Digital tools such as mobile apps are low-hanging fruit that could be easily deployed by AMS programmes to guide appropriate prescribing of antibiotics in healthcare settings in LMICs.89

Efforts should be made to increase access to antibiotics in LMICs to reduce the infectious disease burden in these countries.1,21 Some LMICs have efficient supply chain management systems for drugs required in the management of HIV, tuberculosis and malaria.21,90 Such supply chain management systems could be expanded to improve access to antibiotics.
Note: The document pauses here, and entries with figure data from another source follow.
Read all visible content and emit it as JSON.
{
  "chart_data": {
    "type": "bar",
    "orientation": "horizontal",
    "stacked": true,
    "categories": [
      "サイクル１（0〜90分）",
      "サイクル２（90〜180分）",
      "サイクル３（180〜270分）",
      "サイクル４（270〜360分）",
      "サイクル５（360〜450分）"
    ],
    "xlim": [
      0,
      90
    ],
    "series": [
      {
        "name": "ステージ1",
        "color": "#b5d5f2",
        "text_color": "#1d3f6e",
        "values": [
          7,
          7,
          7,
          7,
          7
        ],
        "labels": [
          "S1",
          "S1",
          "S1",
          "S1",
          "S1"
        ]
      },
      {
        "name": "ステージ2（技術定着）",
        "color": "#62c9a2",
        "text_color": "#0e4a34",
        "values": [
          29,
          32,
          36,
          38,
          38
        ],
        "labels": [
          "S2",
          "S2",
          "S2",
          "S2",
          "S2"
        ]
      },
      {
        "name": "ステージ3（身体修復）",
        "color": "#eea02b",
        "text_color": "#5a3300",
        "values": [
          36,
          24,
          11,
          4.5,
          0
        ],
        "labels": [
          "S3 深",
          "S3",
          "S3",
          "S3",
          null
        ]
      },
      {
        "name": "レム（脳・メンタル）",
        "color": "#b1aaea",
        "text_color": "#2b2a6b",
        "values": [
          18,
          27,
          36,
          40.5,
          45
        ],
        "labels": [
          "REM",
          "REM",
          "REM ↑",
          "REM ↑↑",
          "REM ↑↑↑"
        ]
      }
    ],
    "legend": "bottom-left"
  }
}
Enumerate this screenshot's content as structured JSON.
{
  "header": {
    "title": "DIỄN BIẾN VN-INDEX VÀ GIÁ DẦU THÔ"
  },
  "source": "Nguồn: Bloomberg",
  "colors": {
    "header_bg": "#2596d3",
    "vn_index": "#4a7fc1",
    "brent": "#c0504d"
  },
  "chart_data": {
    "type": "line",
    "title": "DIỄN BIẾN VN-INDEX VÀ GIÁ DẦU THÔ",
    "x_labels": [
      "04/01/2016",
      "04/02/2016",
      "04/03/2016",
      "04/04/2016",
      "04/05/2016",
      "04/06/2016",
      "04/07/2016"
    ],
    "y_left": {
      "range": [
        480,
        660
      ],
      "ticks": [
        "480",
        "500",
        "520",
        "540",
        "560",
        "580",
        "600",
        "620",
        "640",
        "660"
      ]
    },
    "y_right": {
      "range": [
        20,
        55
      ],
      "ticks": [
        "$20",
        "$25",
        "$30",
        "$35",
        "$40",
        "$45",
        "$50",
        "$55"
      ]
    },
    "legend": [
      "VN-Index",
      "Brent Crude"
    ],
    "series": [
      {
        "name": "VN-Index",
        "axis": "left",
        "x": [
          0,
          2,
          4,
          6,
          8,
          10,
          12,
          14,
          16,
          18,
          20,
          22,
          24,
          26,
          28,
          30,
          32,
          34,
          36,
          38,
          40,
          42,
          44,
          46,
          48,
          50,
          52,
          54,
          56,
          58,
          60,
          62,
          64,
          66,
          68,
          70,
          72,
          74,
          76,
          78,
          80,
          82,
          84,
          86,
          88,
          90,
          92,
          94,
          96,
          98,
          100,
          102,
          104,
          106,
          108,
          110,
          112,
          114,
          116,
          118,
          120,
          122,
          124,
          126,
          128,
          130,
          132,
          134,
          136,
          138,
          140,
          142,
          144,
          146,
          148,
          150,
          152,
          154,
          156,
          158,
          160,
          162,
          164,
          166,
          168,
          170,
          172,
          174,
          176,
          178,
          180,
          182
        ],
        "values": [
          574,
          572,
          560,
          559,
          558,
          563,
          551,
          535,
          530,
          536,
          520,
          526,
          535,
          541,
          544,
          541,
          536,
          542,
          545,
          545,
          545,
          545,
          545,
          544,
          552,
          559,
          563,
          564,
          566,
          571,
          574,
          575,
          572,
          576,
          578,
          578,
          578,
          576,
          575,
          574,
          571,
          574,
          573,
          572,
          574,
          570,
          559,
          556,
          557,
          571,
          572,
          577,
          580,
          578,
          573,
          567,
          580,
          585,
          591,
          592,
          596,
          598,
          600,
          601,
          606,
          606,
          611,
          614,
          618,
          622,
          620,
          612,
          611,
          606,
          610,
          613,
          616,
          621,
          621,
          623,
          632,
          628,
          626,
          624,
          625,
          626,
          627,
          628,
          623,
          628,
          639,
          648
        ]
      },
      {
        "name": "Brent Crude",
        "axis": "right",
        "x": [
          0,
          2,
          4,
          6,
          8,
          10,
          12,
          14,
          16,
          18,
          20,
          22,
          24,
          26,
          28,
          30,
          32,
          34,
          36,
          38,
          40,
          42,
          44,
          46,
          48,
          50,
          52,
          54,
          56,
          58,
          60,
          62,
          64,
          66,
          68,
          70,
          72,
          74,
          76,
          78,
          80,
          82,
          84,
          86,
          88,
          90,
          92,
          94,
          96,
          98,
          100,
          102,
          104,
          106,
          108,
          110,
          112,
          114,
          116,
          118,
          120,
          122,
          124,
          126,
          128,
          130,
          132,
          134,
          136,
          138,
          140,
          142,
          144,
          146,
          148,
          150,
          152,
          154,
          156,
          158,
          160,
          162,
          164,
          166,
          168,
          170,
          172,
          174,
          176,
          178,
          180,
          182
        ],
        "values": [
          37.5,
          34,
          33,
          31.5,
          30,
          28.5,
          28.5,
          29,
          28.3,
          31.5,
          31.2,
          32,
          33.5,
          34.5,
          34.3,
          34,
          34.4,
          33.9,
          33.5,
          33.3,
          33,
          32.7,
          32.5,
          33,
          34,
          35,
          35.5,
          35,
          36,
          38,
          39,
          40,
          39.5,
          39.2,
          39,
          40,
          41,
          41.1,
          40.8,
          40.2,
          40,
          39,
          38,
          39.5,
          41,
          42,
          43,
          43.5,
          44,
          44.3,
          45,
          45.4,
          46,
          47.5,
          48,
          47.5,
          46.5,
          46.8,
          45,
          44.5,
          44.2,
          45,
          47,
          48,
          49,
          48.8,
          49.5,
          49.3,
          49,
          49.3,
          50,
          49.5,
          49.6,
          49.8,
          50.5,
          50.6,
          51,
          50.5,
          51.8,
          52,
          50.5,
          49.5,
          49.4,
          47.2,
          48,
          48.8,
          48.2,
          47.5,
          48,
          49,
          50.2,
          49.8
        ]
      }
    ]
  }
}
LMICs with National Health Insurance Schemes could deploy funds from these schemes to procure essential medicines (including antibiotics) and provide them at subsidized rates to patients.21

Increased public enlightenment and education of health workers on appropriate antibiotic use and the danger posed by AMR is also recommended.91 Topics such as appropriate antibiotic use and AMR should be included in the curricula of medical and agricultural schools in LMICs to sensitize students to the problems of inappropriate antibiotic use and AMR.91

The private sector has an immense role to play in the fight against inappropriate antibiotic use and AMR.92–95 The huge financial, technical and infrastructural gaps in many LMICs make it difficult for LMIC governments to effectively curb inappropriate antibiotic use and AMR.92,95 However, the private sector can provide critical bridge financing, technical expertise and infrastructure.92,93 LMIC governments should engage the private sector through public private partnerships and create a favourable investment climate (e.g. removing import barriers that raise the costs of acquiring diagnostic microbiology equipment) for private sector participation in efforts to curb inappropriate antibiotic use and AMR.92,93,95

Conclusion​

Rising rates of antimicrobial resistance (AMR) and waning research and development regarding new and effective antibiotics have made it imperative to curb the inappropriate use of antibiotics in LMICs. It is however, necessary to identify the factors which drive inappropriate antibiotic use in LMICs. A proper knowledge of these factors will guide policy formulation and other concerted efforts to curb this problem.